Drive around almost any big city in the world and you’re likely to hit traffic jams sooner or later. It’s like innovation in large companies, where the sheer size and complexity can inhibit the smooth flow of new offerings.
Most of them are organized like city transport systems, where the major routes end up at the centre. A classic structure has a CEO with functional reporting of supply, marketing, R&D, finance, etc together with geographic regions responsible for customers.
This has, of course, many strengths and is probably the optimum for the short term delivery of sales and profits. But there is usually one word missing in the structure – innovation. Even if there is a Chief Innovation Officer, the organization rarely changes to adopt this role as even close to the centre of gravity. This is the challenge – how do we connect the routes together to deliver innovation?
A compounding factor is that most of the functions and all of the customer-facing groups are focused on delivering today’s business. There is nothing inherently wrong with this, but all too often the urgent delays the important.
Innovation then has to work like the ring road that connects the major transport arteries, giving it the space, management time and resource it needs. Innovation also needs its own direct route to the CEO. To bend the metaphor a bit, let’s say it needs to regularly call Uber.
The first and most important step in linking it all together needs to come from the CEO – clear communication about the priority, coupled most importantly with concrete action and consistent follow up. It has to be more than just words. The CEO needs to tell people to use the innovation ring road.
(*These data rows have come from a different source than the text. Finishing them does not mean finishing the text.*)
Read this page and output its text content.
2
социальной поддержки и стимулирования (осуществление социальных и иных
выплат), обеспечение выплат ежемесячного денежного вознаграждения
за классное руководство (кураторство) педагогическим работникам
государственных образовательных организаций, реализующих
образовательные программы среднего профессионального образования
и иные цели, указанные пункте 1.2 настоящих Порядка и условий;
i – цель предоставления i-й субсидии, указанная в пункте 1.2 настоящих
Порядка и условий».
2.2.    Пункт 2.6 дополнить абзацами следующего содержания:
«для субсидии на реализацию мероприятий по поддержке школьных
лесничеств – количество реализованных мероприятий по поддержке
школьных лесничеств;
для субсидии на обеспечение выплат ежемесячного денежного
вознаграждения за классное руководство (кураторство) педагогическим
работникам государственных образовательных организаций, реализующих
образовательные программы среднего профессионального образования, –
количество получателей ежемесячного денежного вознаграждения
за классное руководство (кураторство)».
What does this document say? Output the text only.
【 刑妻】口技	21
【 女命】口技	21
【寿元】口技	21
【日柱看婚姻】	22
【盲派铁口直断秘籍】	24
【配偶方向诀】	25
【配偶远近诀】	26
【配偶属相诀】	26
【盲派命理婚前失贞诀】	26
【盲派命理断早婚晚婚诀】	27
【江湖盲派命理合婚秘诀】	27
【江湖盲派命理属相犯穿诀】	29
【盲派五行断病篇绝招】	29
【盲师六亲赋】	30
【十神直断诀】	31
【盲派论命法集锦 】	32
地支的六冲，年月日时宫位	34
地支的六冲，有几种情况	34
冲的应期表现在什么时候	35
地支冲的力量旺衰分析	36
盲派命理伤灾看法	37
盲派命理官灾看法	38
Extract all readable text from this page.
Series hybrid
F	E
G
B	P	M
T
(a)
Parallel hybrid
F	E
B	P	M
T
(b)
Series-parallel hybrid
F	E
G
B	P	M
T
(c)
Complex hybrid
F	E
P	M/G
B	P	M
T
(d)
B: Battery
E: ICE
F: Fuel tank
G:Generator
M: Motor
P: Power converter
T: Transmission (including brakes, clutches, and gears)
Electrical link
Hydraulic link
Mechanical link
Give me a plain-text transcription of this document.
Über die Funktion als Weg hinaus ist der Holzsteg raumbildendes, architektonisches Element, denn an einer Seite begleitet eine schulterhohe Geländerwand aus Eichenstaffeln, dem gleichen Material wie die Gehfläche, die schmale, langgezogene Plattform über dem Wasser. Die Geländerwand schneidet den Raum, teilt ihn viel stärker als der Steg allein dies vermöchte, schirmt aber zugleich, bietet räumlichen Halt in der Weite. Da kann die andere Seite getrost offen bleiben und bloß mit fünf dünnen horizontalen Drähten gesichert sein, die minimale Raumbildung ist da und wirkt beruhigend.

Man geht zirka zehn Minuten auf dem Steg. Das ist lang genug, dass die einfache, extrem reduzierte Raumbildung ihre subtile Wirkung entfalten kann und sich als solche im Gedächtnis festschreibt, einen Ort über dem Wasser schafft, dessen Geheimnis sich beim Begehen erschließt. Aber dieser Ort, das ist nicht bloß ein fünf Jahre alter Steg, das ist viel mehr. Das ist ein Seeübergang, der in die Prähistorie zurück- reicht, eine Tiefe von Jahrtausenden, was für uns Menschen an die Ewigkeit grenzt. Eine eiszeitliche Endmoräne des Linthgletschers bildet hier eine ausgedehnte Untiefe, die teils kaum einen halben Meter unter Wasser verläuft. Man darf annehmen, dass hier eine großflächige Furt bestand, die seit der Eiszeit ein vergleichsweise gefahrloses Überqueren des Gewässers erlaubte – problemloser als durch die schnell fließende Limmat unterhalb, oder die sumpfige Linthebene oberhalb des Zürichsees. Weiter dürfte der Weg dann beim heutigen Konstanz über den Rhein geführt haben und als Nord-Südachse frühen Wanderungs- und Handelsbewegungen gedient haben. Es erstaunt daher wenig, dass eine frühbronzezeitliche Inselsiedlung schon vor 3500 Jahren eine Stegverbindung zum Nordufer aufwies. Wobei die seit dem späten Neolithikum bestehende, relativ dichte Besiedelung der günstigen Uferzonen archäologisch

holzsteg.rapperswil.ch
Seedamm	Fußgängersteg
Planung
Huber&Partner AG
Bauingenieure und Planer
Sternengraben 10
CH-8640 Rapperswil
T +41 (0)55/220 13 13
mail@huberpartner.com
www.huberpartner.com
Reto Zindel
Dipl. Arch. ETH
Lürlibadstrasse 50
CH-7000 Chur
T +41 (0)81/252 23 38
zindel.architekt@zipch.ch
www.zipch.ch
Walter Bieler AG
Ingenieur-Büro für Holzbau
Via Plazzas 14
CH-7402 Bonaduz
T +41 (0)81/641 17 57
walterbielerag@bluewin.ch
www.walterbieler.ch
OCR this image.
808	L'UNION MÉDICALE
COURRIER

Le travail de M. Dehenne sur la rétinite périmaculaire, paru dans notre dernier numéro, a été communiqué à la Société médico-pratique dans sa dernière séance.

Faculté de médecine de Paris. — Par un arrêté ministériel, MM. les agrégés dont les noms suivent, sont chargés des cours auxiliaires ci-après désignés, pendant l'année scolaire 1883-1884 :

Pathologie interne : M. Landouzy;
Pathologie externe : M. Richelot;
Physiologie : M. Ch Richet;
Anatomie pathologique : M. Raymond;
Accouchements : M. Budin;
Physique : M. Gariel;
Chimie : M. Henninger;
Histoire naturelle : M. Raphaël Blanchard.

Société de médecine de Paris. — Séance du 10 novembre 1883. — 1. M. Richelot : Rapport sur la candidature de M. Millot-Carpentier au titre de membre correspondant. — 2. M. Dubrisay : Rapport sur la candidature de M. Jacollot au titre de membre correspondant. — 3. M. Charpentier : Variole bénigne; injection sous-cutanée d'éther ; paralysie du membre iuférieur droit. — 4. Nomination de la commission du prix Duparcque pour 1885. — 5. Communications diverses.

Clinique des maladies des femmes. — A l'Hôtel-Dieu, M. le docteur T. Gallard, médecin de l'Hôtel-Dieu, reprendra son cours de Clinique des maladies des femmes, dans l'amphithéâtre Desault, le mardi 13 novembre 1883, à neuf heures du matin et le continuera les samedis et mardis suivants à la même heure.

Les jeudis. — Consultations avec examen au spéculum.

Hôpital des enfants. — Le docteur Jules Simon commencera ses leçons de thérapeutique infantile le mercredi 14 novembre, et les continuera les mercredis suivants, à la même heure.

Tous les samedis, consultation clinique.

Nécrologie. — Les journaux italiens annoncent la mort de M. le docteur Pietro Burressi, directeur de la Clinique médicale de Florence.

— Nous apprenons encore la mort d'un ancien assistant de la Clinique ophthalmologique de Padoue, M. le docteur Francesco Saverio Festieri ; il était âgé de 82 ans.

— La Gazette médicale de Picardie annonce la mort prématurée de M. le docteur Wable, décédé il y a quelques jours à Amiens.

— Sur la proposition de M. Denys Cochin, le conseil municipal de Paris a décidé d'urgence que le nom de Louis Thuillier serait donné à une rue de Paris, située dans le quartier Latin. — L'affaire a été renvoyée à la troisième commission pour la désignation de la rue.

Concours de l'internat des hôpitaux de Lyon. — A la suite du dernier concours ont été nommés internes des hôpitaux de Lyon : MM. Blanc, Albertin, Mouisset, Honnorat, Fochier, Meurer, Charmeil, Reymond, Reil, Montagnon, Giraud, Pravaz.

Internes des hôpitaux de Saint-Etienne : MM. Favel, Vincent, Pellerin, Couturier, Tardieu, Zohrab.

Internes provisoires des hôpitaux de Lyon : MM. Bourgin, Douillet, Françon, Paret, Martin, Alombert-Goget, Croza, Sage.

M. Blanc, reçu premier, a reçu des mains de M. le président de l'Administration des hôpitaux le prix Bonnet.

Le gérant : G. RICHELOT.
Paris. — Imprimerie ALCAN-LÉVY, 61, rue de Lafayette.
Next, the way that senior leaders are rewarded and recognised should change to further cement the priority of innovation. It also has to be consistent across disciplines; there is no point just allocating bonusable objectives for innovation just to say, the head of R&D. There needs to be incentives to use the ring road.
Next, enabling structures and processes should be in place. These include a simple stage-gate process and multi-functional teams (MFTs). The latter would normally be led by a marketeer, with representation from the key functions such as R&D, market research and supply. These functional groups should be joined by representatives from key countries. Essentially there need to be enough lanes in the ring road to accommodate the innovation traffic flow.
MFTs are nothing new but they don’t always deliver, seemingly for simple reasons.
1. The representation is too junior. People turn up to report what they’ve done and take away questions to be answered by somebody else.
2. All the decisions and approvals come from senior functional leaders outside the MFT.
3. The MFT labours under an unwieldy and bureaucratic Stage/Gate process where decisions are taken by other people.
The MFT is then a progress committee, where extra journeys and diversions are needed and traffic jams often slow down that progress. Instead it should be a responsible, committed decision-making body where the innovation traffic flows smoothly.
The organisational transport routes need to fulfil other functions. They should ensure that scientists develop new products with the end user in mind rather than just the beauty of the technology. There should be a regular dual carriageway flow so that they get to understand what consumers think, feel, do, believe and act, let alone what they want and need.
This is essential for Horizon 1 (supporting existing business) and Horizon 2 (supporting rapidly growing platforms). But here’s a paradox – for teams working on Horizon 3 opportunities that could open up new areas of future business, being too close to today’s situation could limit the imagination and potential. They should only be loosely connected to the main organisational transport routes. Instead a location in a metaphorical suburb with a rapid transit underground connection to the CEO and the Head of R&D makes more sense.
Driving round a big city isn’t as fast and traffic free as driving in the countryside, but there are many ways for city designers to invest, facilitating efficient movement and minimising unnecessary travel. It’s the same with innovation in big companies. In both cases, nobody likes a traffic jam.